3. More Natural Expression of Recursive or Hierarchical Algorithms

Many algorithms are naturally recursive or hierarchical in nature:

* Quicksort
* Depth-first search
* Octree or quadtree traversal

Dynamic parallelism allows you to implement these algorithms **cleanly**, without flattening them into an iterative model.
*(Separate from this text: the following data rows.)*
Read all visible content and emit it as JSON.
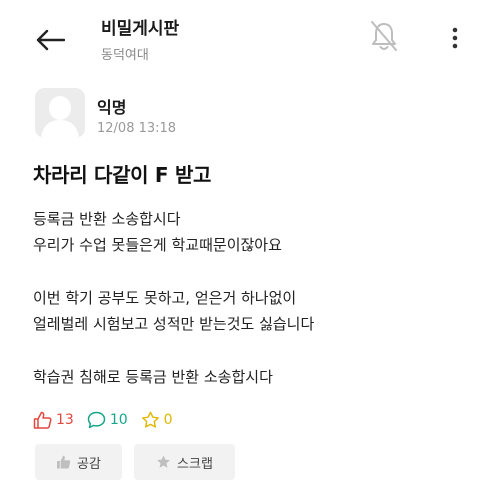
{
  "header": {
    "title": "비밀게시판",
    "subtitle": "동덕여대",
    "back_icon": "arrow-left-icon",
    "bell_icon": "bell-off-icon",
    "more_icon": "more-vertical-icon"
  },
  "post": {
    "author": "익명",
    "time": "12/08 13:18",
    "title": "차라리 다같이 F 받고",
    "body": {
      "p1": [
        "등록금 반환 소송합시다",
        "우리가 수업 못들은게 학교때문이잖아요"
      ],
      "p2": [
        "이번 학기 공부도 못하고, 얻은거 하나없이",
        "얼레벌레 시험보고 성적만 받는것도 싫습니다"
      ],
      "p3": [
        "학습권 침해로 등록금 반환 소송합시다"
      ]
    }
  },
  "reactions": {
    "likes": "13",
    "comments": "10",
    "scraps": "0",
    "colors": {
      "like": "#e0493f",
      "comment": "#17a589",
      "scrap": "#e0b600"
    }
  },
  "actions": {
    "empathy_label": "공감",
    "scrap_label": "스크랩"
  }
}
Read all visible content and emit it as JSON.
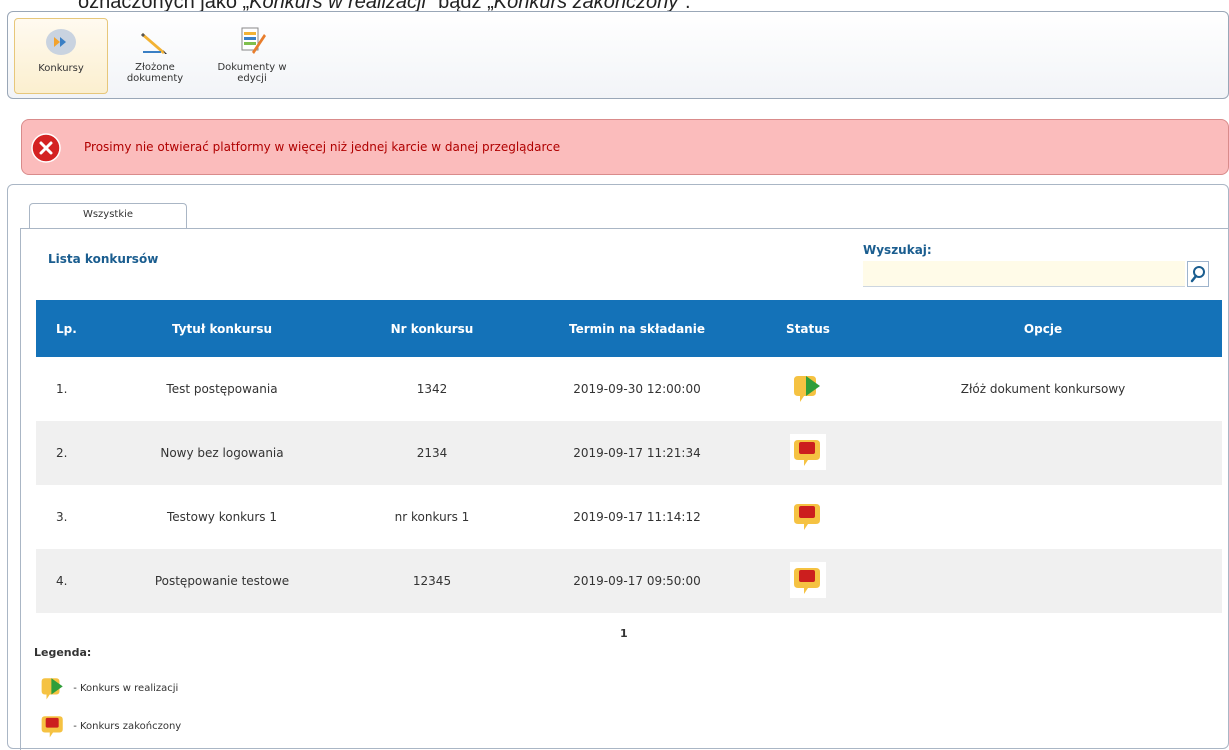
{
  "doc_caption": {
    "prefix": "oznaczonych jako „",
    "status1": "Konkurs w realizacji",
    "middle": "” bądź „",
    "status2": "Konkurs zakończony",
    "suffix": "”."
  },
  "toolbar": {
    "items": [
      {
        "label": "Konkursy",
        "icon": "arrows-icon"
      },
      {
        "label": "Złożone dokumenty",
        "icon": "pencil-icon"
      },
      {
        "label": "Dokumenty w edycji",
        "icon": "document-edit-icon"
      }
    ]
  },
  "alert": {
    "message": "Prosimy nie otwierać platformy w więcej niż jednej karcie w danej przeglądarce"
  },
  "tabs": [
    {
      "label": "Wszystkie"
    }
  ],
  "list": {
    "title": "Lista konkursów"
  },
  "search": {
    "label": "Wyszukaj:",
    "value": "",
    "placeholder": ""
  },
  "table": {
    "headers": [
      "Lp.",
      "Tytuł konkursu",
      "Nr konkursu",
      "Termin na składanie",
      "Status",
      "Opcje"
    ],
    "rows": [
      {
        "lp": "1.",
        "title": "Test postępowania",
        "number": "1342",
        "deadline": "2019-09-30 12:00:00",
        "status": "in-progress",
        "option": "Złóż dokument konkursowy"
      },
      {
        "lp": "2.",
        "title": "Nowy bez logowania",
        "number": "2134",
        "deadline": "2019-09-17 11:21:34",
        "status": "finished",
        "option": ""
      },
      {
        "lp": "3.",
        "title": "Testowy konkurs 1",
        "number": "nr konkurs 1",
        "deadline": "2019-09-17 11:14:12",
        "status": "finished",
        "option": ""
      },
      {
        "lp": "4.",
        "title": "Postępowanie testowe",
        "number": "12345",
        "deadline": "2019-09-17 09:50:00",
        "status": "finished",
        "option": ""
      }
    ]
  },
  "pager": {
    "current": "1"
  },
  "legend": {
    "title": "Legenda:",
    "items": [
      {
        "label": "- Konkurs w realizacji",
        "icon": "status-in-progress-icon"
      },
      {
        "label": "- Konkurs zakończony",
        "icon": "status-finished-icon"
      }
    ]
  },
  "colors": {
    "header_bg": "#1472b8",
    "alert_bg": "#fbbcbc",
    "alert_text": "#b00000",
    "title_blue": "#1a5d8f"
  }
}
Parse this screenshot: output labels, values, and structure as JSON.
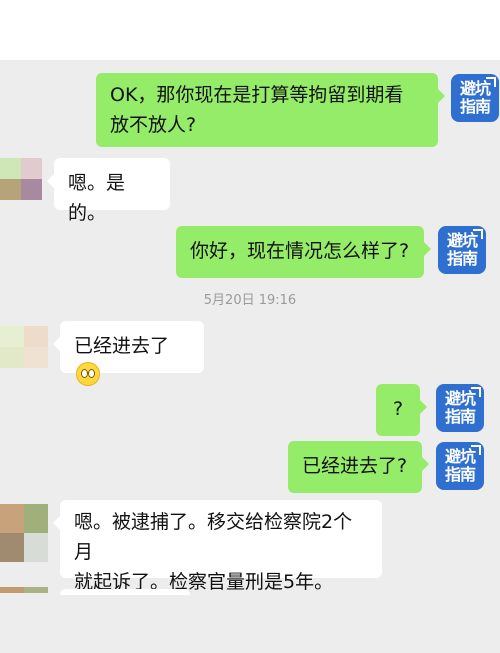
{
  "messages": [
    {
      "id": "m1",
      "sender": "me",
      "text_line1": "OK，那你现在是打算等拘留到期看",
      "text_line2": "放不放人?"
    },
    {
      "id": "m2",
      "sender": "other",
      "text": "嗯。是的。"
    },
    {
      "id": "m3",
      "sender": "me",
      "text": "你好，现在情况怎么样了?"
    },
    {
      "id": "m4",
      "sender": "other",
      "text": "已经进去了",
      "emoji": "grimace-emoji"
    },
    {
      "id": "m5",
      "sender": "me",
      "text": "?"
    },
    {
      "id": "m6",
      "sender": "me",
      "text": "已经进去了?"
    },
    {
      "id": "m7",
      "sender": "other",
      "text_line1": "嗯。被逮捕了。移交给检察院2个月",
      "text_line2": "就起诉了。检察官量刑是5年。"
    }
  ],
  "timestamp": "5月20日 19:16",
  "logo": {
    "line1": "避坑",
    "line2": "指南",
    "color": "#2f6fd0"
  },
  "colors": {
    "my_bubble": "#95ec69",
    "other_bubble": "#ffffff",
    "chat_bg": "#ededed"
  }
}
4. Reduced CPU-GPU Synchronization Overhead

- Avoids unnecessary memory transfers and sync points.
- Allows decision logic to remain on the GPU, improving efficiency.


.. list-table::
   :header-rows: 1
   :widths: 30 70

   * - Feature
     - Benefit
   * - Nested kernel launches
     - Enables on-demand dynamic parallelism
   * - No CPU sync required
     - Lowers latency and avoids host-device transfer overhead
   * - Supports irregular workloads
     - Great for graphs, trees, adaptive data structures
   * - Recursive-friendly
     - Natural expression of hierarchical logic
   * - More GPU autonomy
     - Allows more decisions to be made directly on the device


Compilation Requirements
-----------------------------

To use dynamic parallelism:

* GPU must support compute capability **≥ 3.5**.
* Use the following NVCC flags:

.. code-block:: bash

    nvcc -arch=sm_35 -rdc=true -o program program.cu

* ``-rdc=true`` enables Relocatable Device Code, required for device-side kernel launches.

Code Example
-----------------

.. code-block:: cpp

  // Child kernel (launched from the device)
  __global__ void childKernel(int *data, int n)
  {
      int idx = blockIdx.x * blockDim.x + threadIdx.x;
      if (idx < n) {
          data[idx] += 1;
      }
  }
  
  // Parent kernel (launched from the host, and launches child from device)
  __global__ void parentKernel(int *data, int n)
  {
      int threads = 256;
      int blocks = (n + threads - 1) / threads;
  
      // Launch child kernel from the device (this is dynamic parallelism!)
      childKernel<<<blocks, threads>>>(data, n);
      // Implicit sync: no cudaDeviceSynchronize() inside a device kernel!
  }
  
  int main()
  {
      const int N = 1024;
      size_t size = N * sizeof(int);
  
      int *h_data = (int *)malloc(size);
      for (int i = 0; i < N; ++i) {
          h_data[i] = i;
      }
  
      int *d_data;
      cudaMalloc(&d_data, size);
      cudaMemcpy(d_data, h_data, size, cudaMemcpyHostToDevice);
  
      // Launch parent kernel
      parentKernel<<<1, 1>>>(d_data, N);
  
      
      cudaMemcpy(h_data, d_data, size, cudaMemcpyDeviceToHost);
  
      for (int i = 0; i < 10; ++i) {
          printf("h_data[%d] = %d\n", i, h_data[i]);
      }
  
      cudaFree(d_data);
      free(h_data);
      return 0;
  }


.. admonition:: Key Points
   :class: hint
   
    #. Dynamic parallelism allows kernels to launch other kernels from the device.
    #. It is useful for irregular workloads and recursive algorithms.
    #. Requires compute capability ≥ 3.5 and specific NVCC flags.
    #. Reduces CPU-GPU synchronization overhead, improving performance.